はい。僕はデザインのことを、何かを成し遂げるための「最高のパートナー」だと捉えています。デザイナーとして入社した自分は、その後プロダクトマネージャーなどを経験してきましたが、デザインというバックグラウンドを活かし、ある種二刀流のような形で仕事ができ、カバー範囲が広がったり、違った視点を行ったり来たりしながら物事を考えられたことは非常に大きかった。そういう意味でもデザインには感謝していますし、これからも大事にしたいものではありますが、一方でデザイン側の人間が自分たちを特別視するのは良くないとも思っています。デザイナーだからといって数字や組織の苦手で難しいことは理解しなくていいということはないですし、マーケターやエンジニアなど他の職種と対等の立場でプロジェクトに関わることが何よりも重要だと考えています。

――これまでの一連の取り組みによって、社内にはどんな変化が見られますか?

プロダクトの質は確実に上がっていると思います。例えば、「Pococha(ポコチャ)」というライブ配信アプリでは、一時期関わる人数が増え、チーム内で考え方が共有されないという課題を抱えていました。そこでチームで合宿を開き、OKRを設定することで進むべき方向を共有するということをしました。それによって組織の状況が非常に良くなり、ユーザーに寄り添って価値ある体験を提供するということをみんなで考えられるチームになりました。同時に事業構造も改めて見直したことでお客様に満足頂けるサービスとなり、現在まで非常に好調です。

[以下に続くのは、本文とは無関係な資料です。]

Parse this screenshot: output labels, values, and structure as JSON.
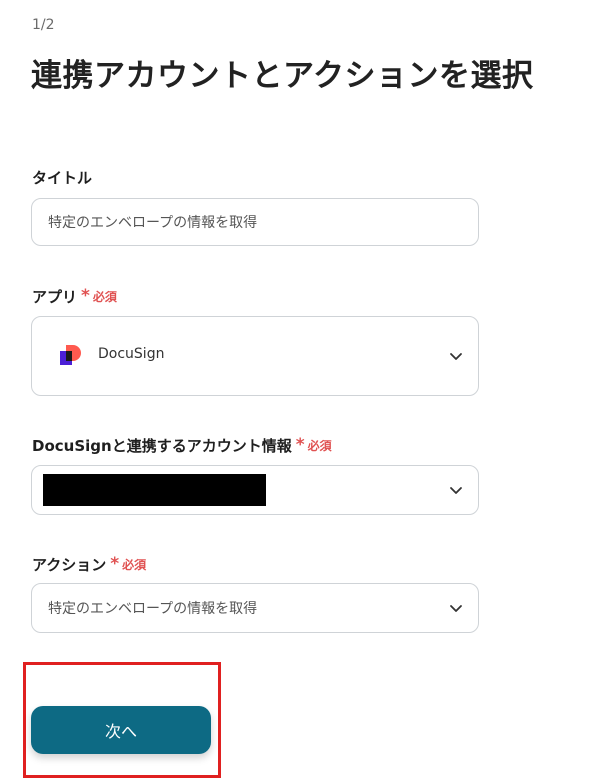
{
  "step": "1/2",
  "page_title": "連携アカウントとアクションを選択",
  "required_text": "必須",
  "required_star": "*",
  "title_field": {
    "label": "タイトル",
    "value": "特定のエンベロープの情報を取得"
  },
  "app_field": {
    "label": "アプリ",
    "value": "DocuSign",
    "icon": "docusign-logo"
  },
  "account_field": {
    "label": "DocuSignと連携するアカウント情報",
    "value": ""
  },
  "action_field": {
    "label": "アクション",
    "value": "特定のエンベロープの情報を取得"
  },
  "next_button": "次へ",
  "colors": {
    "primary": "#0d6a84",
    "required": "#e05252",
    "highlight": "#e02020"
  }
}
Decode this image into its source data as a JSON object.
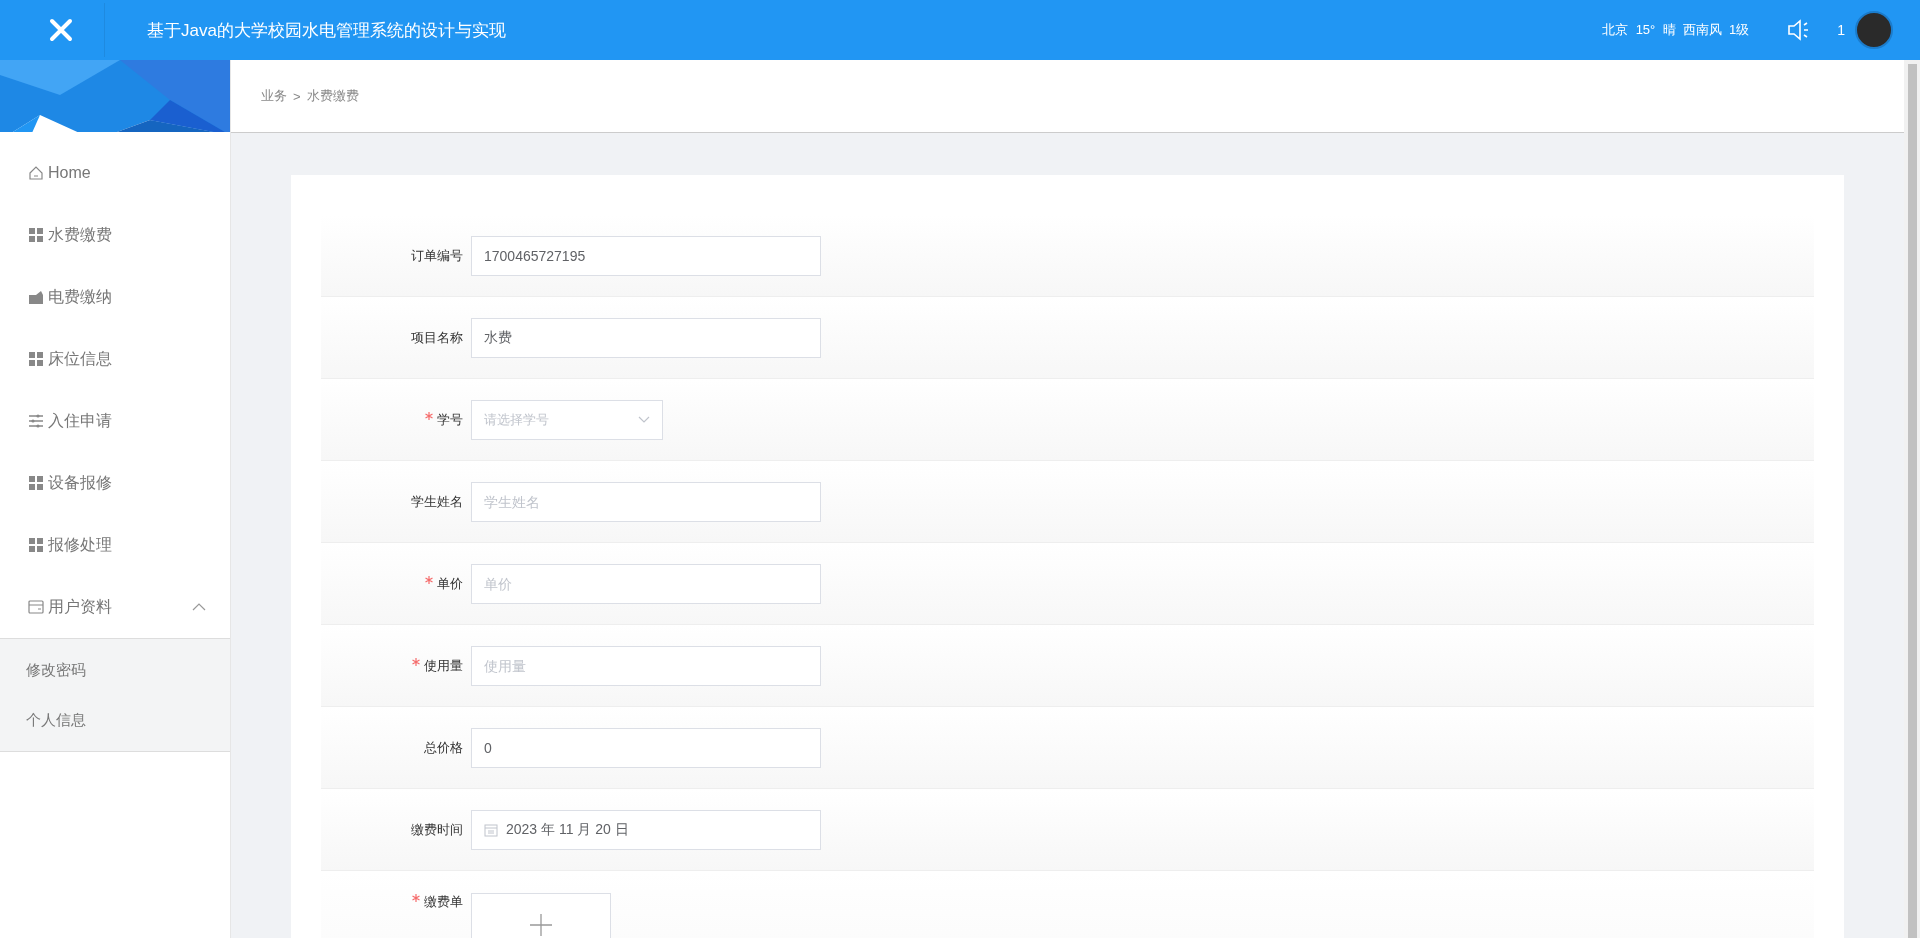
{
  "header": {
    "title": "基于Java的大学校园水电管理系统的设计与实现",
    "weather": "北京  15°  晴  西南风  1级",
    "notice_count": "1"
  },
  "sidebar": {
    "items": [
      {
        "label": "Home",
        "selected": false
      },
      {
        "label": "水费缴费",
        "selected": false
      },
      {
        "label": "电费缴纳",
        "selected": false
      },
      {
        "label": "床位信息",
        "selected": false
      },
      {
        "label": "入住申请",
        "selected": false
      },
      {
        "label": "设备报修",
        "selected": false
      },
      {
        "label": "报修处理",
        "selected": false
      },
      {
        "label": "用户资料",
        "selected": false,
        "expanded": true,
        "children": [
          {
            "label": "修改密码",
            "selected": false
          },
          {
            "label": "个人信息",
            "selected": false
          }
        ]
      }
    ]
  },
  "breadcrumb": {
    "items": [
      "业务",
      "水费缴费"
    ],
    "separator": ">"
  },
  "form": {
    "fields": [
      {
        "kind": "input",
        "label": "订单编号",
        "required": false,
        "value": "1700465727195"
      },
      {
        "kind": "input",
        "label": "项目名称",
        "required": false,
        "value": "水费"
      },
      {
        "kind": "select",
        "label": "学号",
        "required": true,
        "placeholder": "请选择学号"
      },
      {
        "kind": "input",
        "label": "学生姓名",
        "required": false,
        "placeholder": "学生姓名"
      },
      {
        "kind": "input",
        "label": "单价",
        "required": true,
        "placeholder": "单价"
      },
      {
        "kind": "input",
        "label": "使用量",
        "required": true,
        "placeholder": "使用量"
      },
      {
        "kind": "input",
        "label": "总价格",
        "required": false,
        "value": "0"
      },
      {
        "kind": "date",
        "label": "缴费时间",
        "required": false,
        "value": "2023 年 11 月 20 日"
      },
      {
        "kind": "upload",
        "label": "缴费单",
        "required": true
      }
    ]
  }
}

他にも、DeNAの社員や優秀な社外の人材の独立起業をサポートする「デライト・ベンチャーズ」というファンドがあり日々新規サービスをつくっているのですが、ここにもデザイン本部が上流から関わり、外部からも出資を受けられるほど将来性が高いサービスをつくることができています。我々は目標の設定やユーザーとの対話、検証などのフェーズに時間をかけているので、事業の走り出しのスピードは以前より遅くなったかもしれませんが、正しい時間の使い方だと考えています。

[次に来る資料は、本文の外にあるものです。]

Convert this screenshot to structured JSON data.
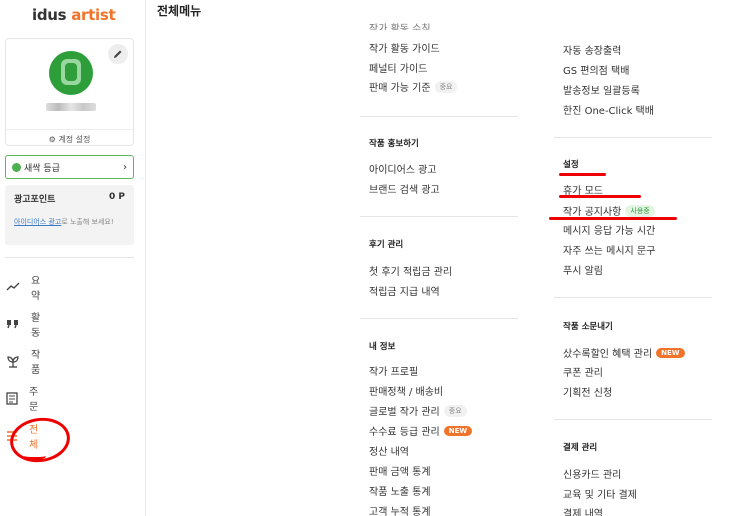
{
  "brand": {
    "logo_prefix": "idus",
    "logo_suffix": "artist"
  },
  "page_title": "전체메뉴",
  "profile": {
    "account_settings": "계정 설정"
  },
  "grade_button": "새싹 등급",
  "ad_points": {
    "label": "광고포인트",
    "value": "0 P",
    "desc_link": "아이디어스 광고",
    "desc_rest": "로 노출해 보세요!"
  },
  "nav": [
    "요약",
    "활동",
    "작품",
    "주문",
    "전체"
  ],
  "col1": {
    "top_partial": "작가 활동 수칙",
    "group0": [
      "작가 활동 가이드",
      "페널티 가이드",
      "판매 가능 기준"
    ],
    "group0_tag": "중요",
    "sec_promo": {
      "title": "작품 홍보하기",
      "items": [
        "아이디어스 광고",
        "브랜드 검색 광고"
      ]
    },
    "sec_review": {
      "title": "후기 관리",
      "items": [
        "첫 후기 적립금 관리",
        "적립금 지급 내역"
      ]
    },
    "sec_info": {
      "title": "내 정보",
      "items": [
        "작가 프로필",
        "판매정책 / 배송비",
        "글로벌 작가 관리",
        "수수료 등급 관리",
        "정산 내역",
        "판매 금액 통계",
        "작품 노출 통계",
        "고객 누적 통계"
      ],
      "tag_global": "중요",
      "tag_fee": "NEW"
    }
  },
  "col2": {
    "group0": [
      "자동 송장출력",
      "GS 편의점 택배",
      "발송정보 일괄등록",
      "한진 One-Click 택배"
    ],
    "sec_settings": {
      "title": "설정",
      "items": [
        "휴가 모드",
        "작가 공지사항",
        "메시지 응답 가능 시간",
        "자주 쓰는 메시지 문구",
        "푸시 알림"
      ],
      "tag_notice": "사용중"
    },
    "sec_promo": {
      "title": "작품 소문내기",
      "items": [
        "샀수록할인 혜택 관리",
        "쿠폰 관리",
        "기획전 신청"
      ],
      "tag_new": "NEW"
    },
    "sec_payment": {
      "title": "결제 관리",
      "items": [
        "신용카드 관리",
        "교육 및 기타 결제",
        "결제 내역"
      ]
    }
  }
}
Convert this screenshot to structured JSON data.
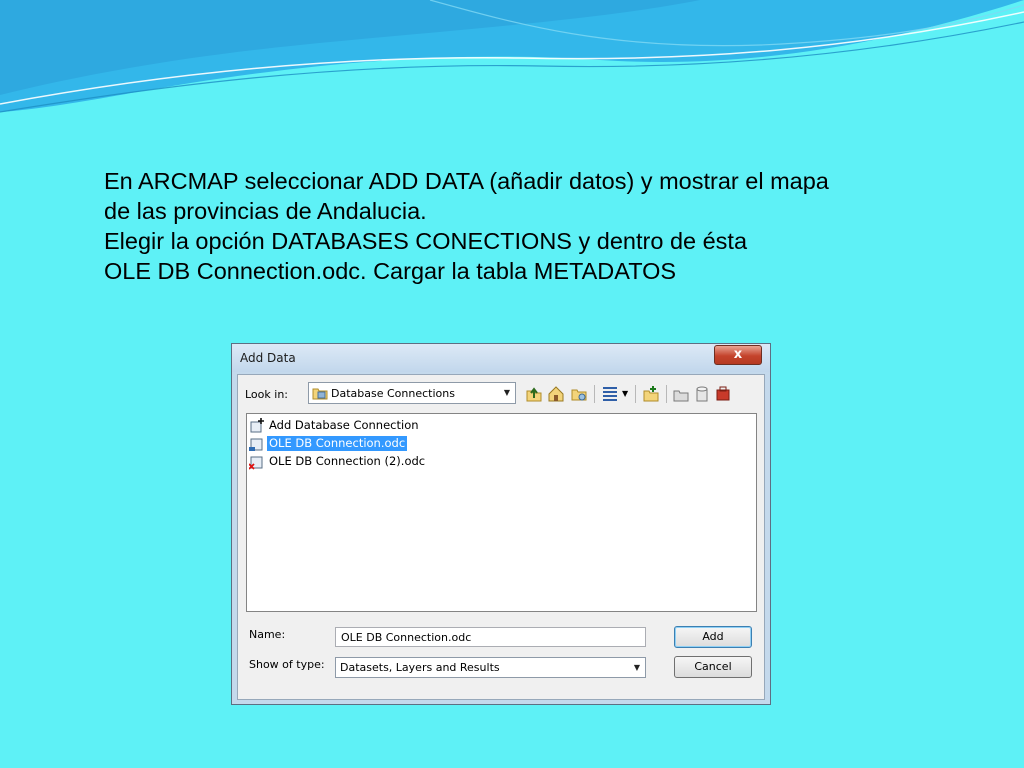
{
  "slide": {
    "lines": [
      "En ARCMAP seleccionar ADD DATA (añadir datos) y mostrar el mapa",
      "de las provincias de Andalucia.",
      "Elegir la opción DATABASES CONECTIONS y dentro de ésta",
      "OLE DB Connection.odc. Cargar la tabla METADATOS"
    ]
  },
  "dialog": {
    "title": "Add Data",
    "close_label": "x",
    "look_in_label": "Look in:",
    "look_in_value": "Database Connections",
    "files": [
      {
        "name": "Add Database Connection",
        "icon": "add-connection-icon",
        "selected": false
      },
      {
        "name": "OLE DB Connection.odc",
        "icon": "ole-db-connection-icon",
        "selected": true
      },
      {
        "name": "OLE DB Connection (2).odc",
        "icon": "ole-db-connection-error-icon",
        "selected": false
      }
    ],
    "name_label": "Name:",
    "name_value": "OLE DB Connection.odc",
    "type_label": "Show of type:",
    "type_value": "Datasets, Layers and Results",
    "add_label": "Add",
    "cancel_label": "Cancel"
  },
  "colors": {
    "background": "#5ef1f6",
    "selection": "#3399ff",
    "close_button": "#c4432c"
  }
}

物事をわかりやすく言語化、図式化して伝えることができるデザインは、何かを成し遂げるための「最高のパートナー」と言える。しかし、同時に自分たちの仕事を特別視せず、他の職種と対等の立場でプロジェクトに関わることが何よりも重要だ。

――リクルーティングなどにおいても変化はありましたか?

新卒のデザイナーの中には、デザイン本部の中にエクスペリエンス戦略室があることが入社の決め手になったと言ってくれる人が増えています。僕はデザイナー以外の採用面接にも関わっていますが、最近はどの職種においてもUXデザイナーやプロジェクトマネージャーの仕事に関心を持っている人が多いです。

また、講演などの機会でも、DeNAの仕事の進め方や働き方についてよく話をしているのですが、理解を示してくれる人たちが増えているように感じています。実際にDeNAで働いているデザイナーたちもプロジェクトの上流から関わるものづくりにやりがいを感じている人が多く、退職者が年間で1人も出なかった時期もありました。

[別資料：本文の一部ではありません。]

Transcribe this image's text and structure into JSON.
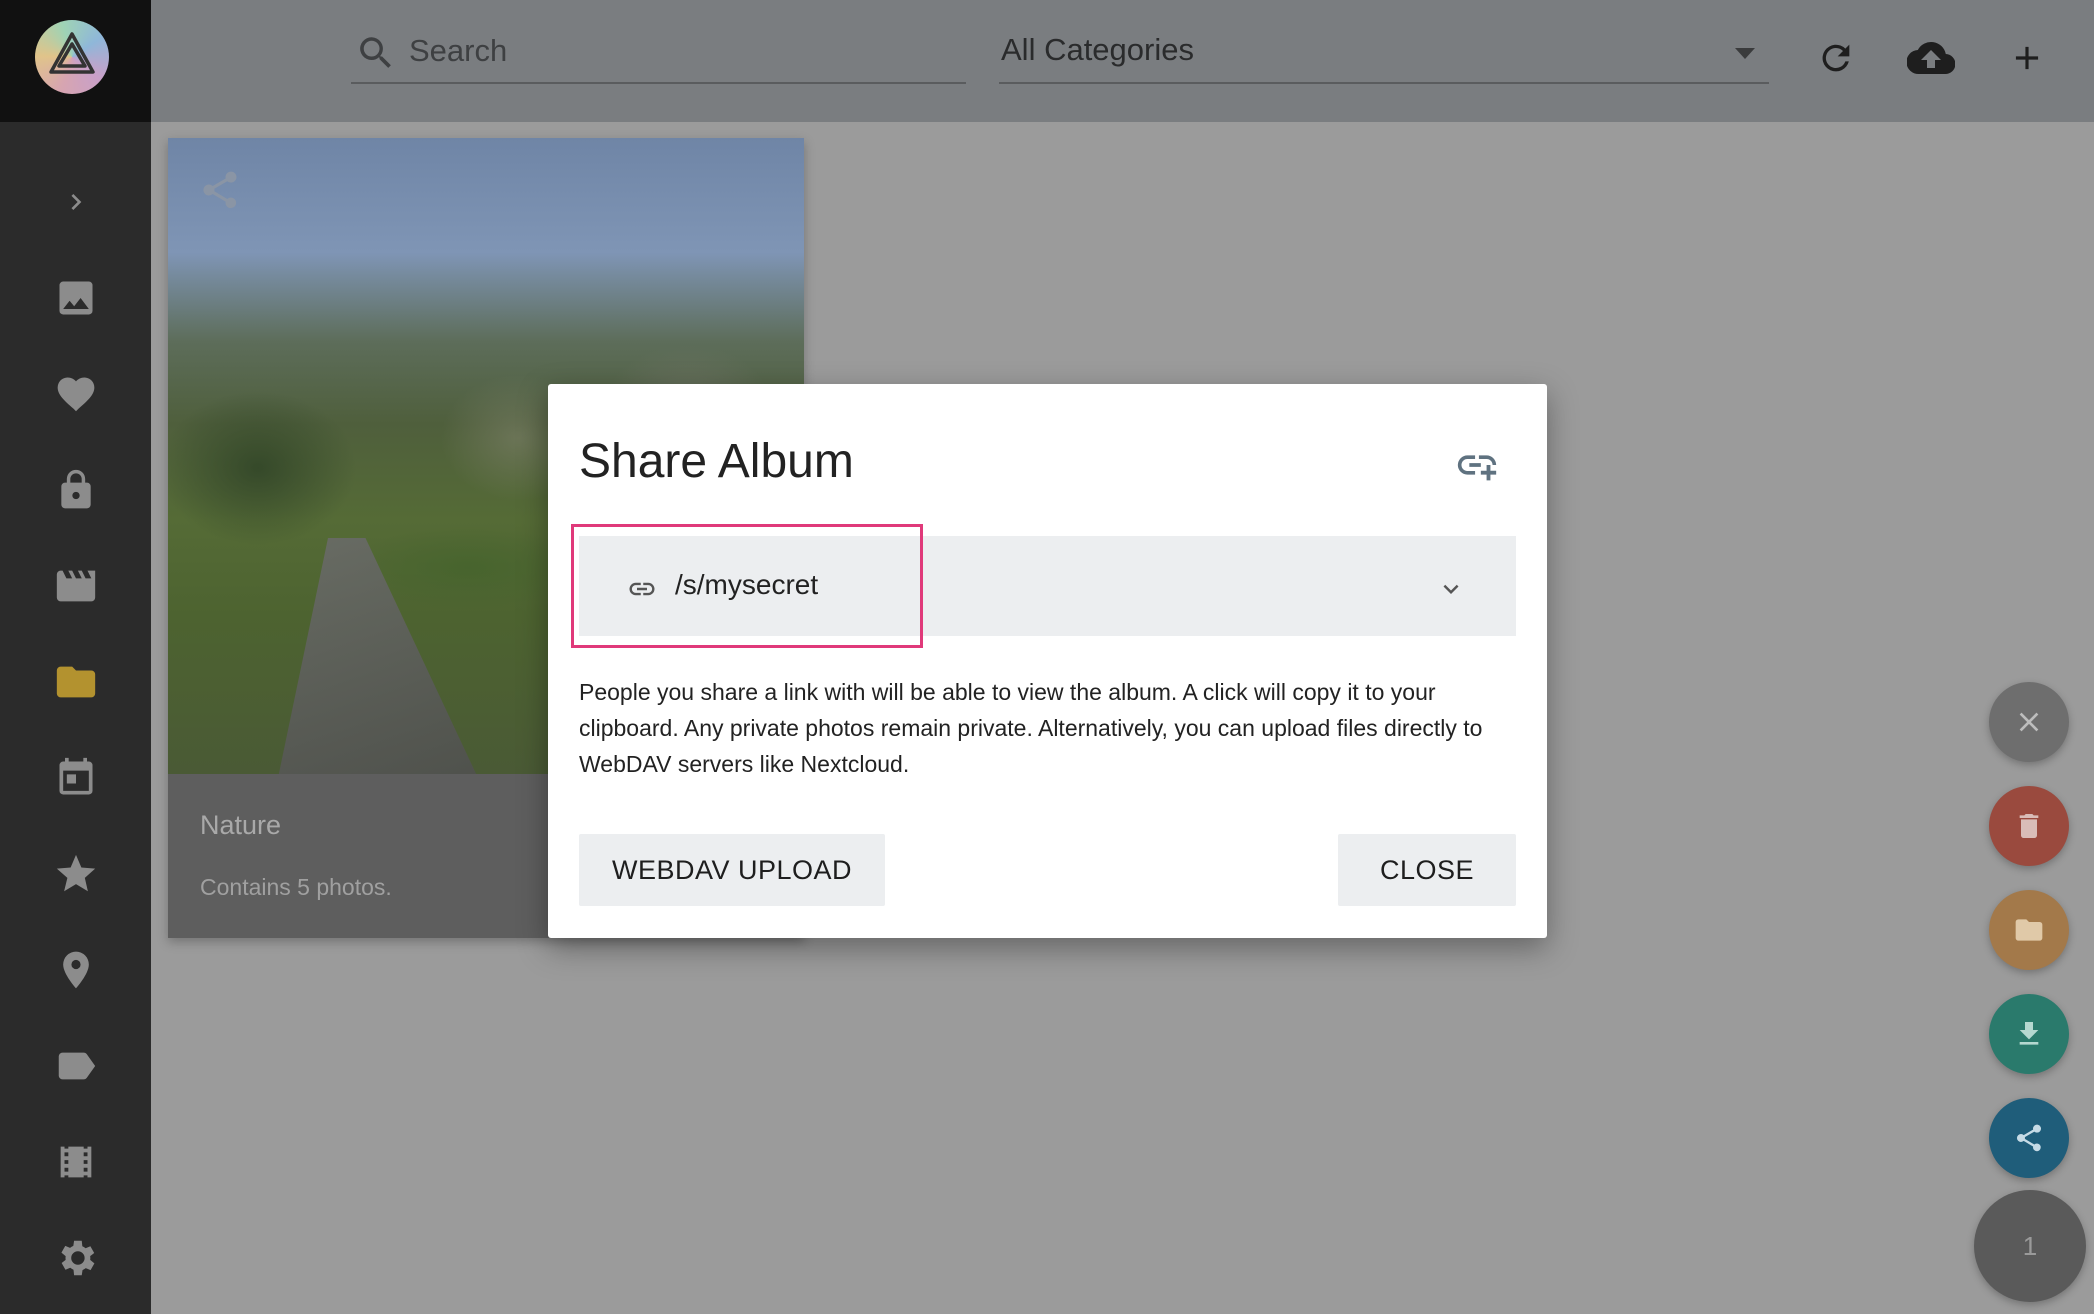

――今後、デザイン本部はどのようなことに注力しいくのでしょうか?

デザイン本部には、エクスペリエンス戦略室と並び、ブランドデザイン室というものがあります。まずはプロダクトのバリューがなければ始まらないということで、これまではUXに注力してきましたが、次のステップとして重要になるのは、マーケティングとブランディングだと考えています。中でもブランディングというのは、デザインの視点からマーケティングを考えていくような行為なので、今後はこの部分に力を入れ、プロダクトのコアバリューとブランディングやマーケティングの戦略をセットでつくっていける体制を整えていきたいですね。

既存の言葉では定義できない体験を

――デザインを事業における軸に据えているDeNAですが、一貫して大切にしている美意識のようなものがあれば教えてください。

「一人ひとりに 想像を超えるDelightを」をミッションに掲げていますが、この「Delight」というものは我々の美意識でもあると思っています。DeNAでは、エンターテイメントと社会課題解決の2つを事業の軸に据えているのですが、ゲームやスポーツなどのエンターテインメントにおいては、我々がユーザーに提供したい驚きや楽しい体験というものが、この「Delight」にあたります。一方、ヘルスケアやまちづくりなどに関わる事業では、社会の課題を解決していくようなサービスを通して、「Delight」を届けたいと考えています。

――「Delight」な体験をより広く社会に提供していくために、デザイン本部にはどんな貢献ができそうですか?

現在の我々の強みはエンターテインメント事業にありますが、社会課題解決の事業においても、エンターテインメント事業とのシナジーによって新しい体験を生むサービスが設計できるのではないかと考えています。例えば、社会課題をゲームの方法論で解決していけるようなことは社会にもっとあってもいいと思いますね。いわゆるゲーミフィケーションという手法になるかもしれませんが、これを実現するためには相当な経験と努力が必要になります。幸いDeNAには、そうした経験の積み上げが日本の企業の中でもトップクラスにあると思っています。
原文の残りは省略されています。